US-Musiker Alan Merrill an Coronavirus gestorben

18:26
30.03.2020
 Der US-Musiker Alan Merrill, Autor des Hitsongs „I Love Rock 'n' Roll“, ist im Alter von 69 Jahren nach einer Infektion mit dem neuartigen Coronavirus gestorben. Merrill sei am Sonntag in einem Krankenhaus in New York gestorben, teilte seine Tochter bei Facebook mit. Er habe gerade an einem neuen Album gearbeitet.

Merrill hatte „I Love Rock ‘n’ Roll“ 1975 als Mitglied der Band Arrows geschrieben. 1982 veröffentlichte die Sängerin Joan Jett ein Cover des Songs, das weltweit zum Erfolg wurde. Jett trauerte nun via Twitter um Merrill. „Mit großem Dank und Traurigkeit wünsche ich ihm eine sichere Reise auf der anderen Seite.“

Auch Musiker Meat Loaf, in dessen Band Merrill eine Zeit lang Gitarrist gewesen war, betrauerte den Tod seines früheren Kollegen.
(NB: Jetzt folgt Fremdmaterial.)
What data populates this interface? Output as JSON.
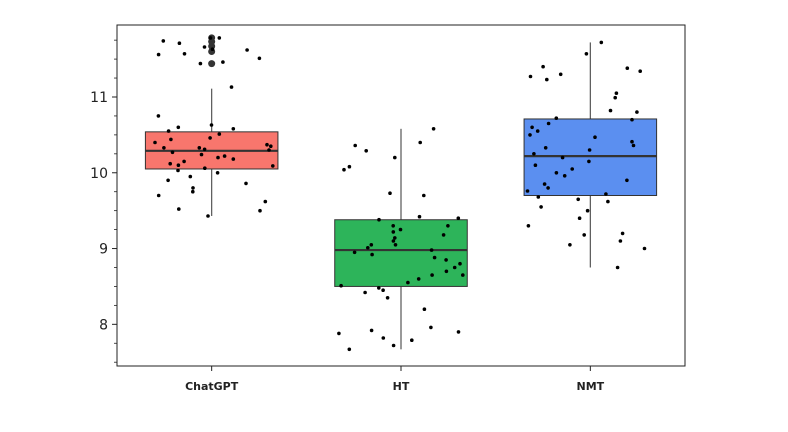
{
  "chart_data": {
    "type": "boxplot",
    "title": "",
    "xlabel": "",
    "ylabel": "",
    "categories": [
      "ChatGPT",
      "HT",
      "NMT"
    ],
    "ylim": [
      7.45,
      11.95
    ],
    "yticks": [
      8,
      9,
      10,
      11
    ],
    "ytick_labels": [
      "8",
      "9",
      "10",
      "11"
    ],
    "grid": false,
    "boxes": [
      {
        "name": "ChatGPT",
        "color": "#f8766d",
        "whisker_low": 9.43,
        "q1": 10.05,
        "median": 10.29,
        "q3": 10.54,
        "whisker_high": 11.11,
        "outliers": [
          11.44,
          11.6,
          11.67,
          11.73,
          11.78
        ],
        "points": [
          11.78,
          11.78,
          11.74,
          11.71,
          11.66,
          11.63,
          11.56,
          11.51,
          11.46,
          11.44,
          11.57,
          11.62,
          11.13,
          10.75,
          10.63,
          10.6,
          10.58,
          10.55,
          10.51,
          10.46,
          10.44,
          10.4,
          10.37,
          10.35,
          10.33,
          10.31,
          10.3,
          10.27,
          10.24,
          10.2,
          10.18,
          10.15,
          10.12,
          10.09,
          10.06,
          10.03,
          10.0,
          9.95,
          9.9,
          9.86,
          9.8,
          9.75,
          9.7,
          9.62,
          9.52,
          9.5,
          9.43,
          10.1,
          10.22,
          10.33
        ]
      },
      {
        "name": "HT",
        "color": "#2db45a",
        "whisker_low": 7.67,
        "q1": 8.5,
        "median": 8.98,
        "q3": 9.38,
        "whisker_high": 10.58,
        "outliers": [],
        "points": [
          10.58,
          10.4,
          10.36,
          10.29,
          10.2,
          10.08,
          10.04,
          9.73,
          9.7,
          9.42,
          9.4,
          9.38,
          9.3,
          9.25,
          9.22,
          9.18,
          9.14,
          9.1,
          9.05,
          9.01,
          8.98,
          8.95,
          8.92,
          8.88,
          8.85,
          8.8,
          8.75,
          8.7,
          8.65,
          8.6,
          8.55,
          8.51,
          8.48,
          8.45,
          8.42,
          8.35,
          8.2,
          7.96,
          7.92,
          7.9,
          7.88,
          7.82,
          7.79,
          7.72,
          7.67,
          8.65,
          9.05,
          9.3
        ]
      },
      {
        "name": "NMT",
        "color": "#5b8ff0",
        "whisker_low": 8.75,
        "q1": 9.7,
        "median": 10.22,
        "q3": 10.71,
        "whisker_high": 11.72,
        "outliers": [],
        "points": [
          11.72,
          11.57,
          11.4,
          11.38,
          11.34,
          11.3,
          11.27,
          11.23,
          11.05,
          10.99,
          10.82,
          10.8,
          10.72,
          10.7,
          10.65,
          10.6,
          10.55,
          10.5,
          10.47,
          10.41,
          10.36,
          10.33,
          10.3,
          10.25,
          10.2,
          10.15,
          10.1,
          10.05,
          10.0,
          9.96,
          9.9,
          9.85,
          9.8,
          9.76,
          9.72,
          9.68,
          9.65,
          9.55,
          9.5,
          9.4,
          9.3,
          9.2,
          9.18,
          9.1,
          9.05,
          9.0,
          8.75,
          9.62
        ]
      }
    ]
  }
}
Merrill sei ein „großartiger und sehr talentierter Mensch“ gewesen, schrieb er bei Facebook. „Ich bin jetzt sehr traurig.“

dpa

J&J entwickelt Impfstoff gegen Coronavirus

18:14
30.03.2020
Der Pharmakonzern Johnson & Johnson und das US-Gesundheitsministerium wollen zusammen mehr als eine Milliarde Dollar (etwa 900 Millionen Euro) für einen etwaigen Impfstoff gegen das Coronavirus ausgeben. Das Geld solle in die Erforschung, Entwicklung und Prüfung eines Impfstoffs fließen, teilte J&J am Montag mit. Spätestens im September solle mit klinischen Studien zu einem Impfstoffkandidaten begonnen werden. Die ersten Chargen könnten Anfang nächsten Jahres für Notfälle bereitstehen, so der US-Konzern.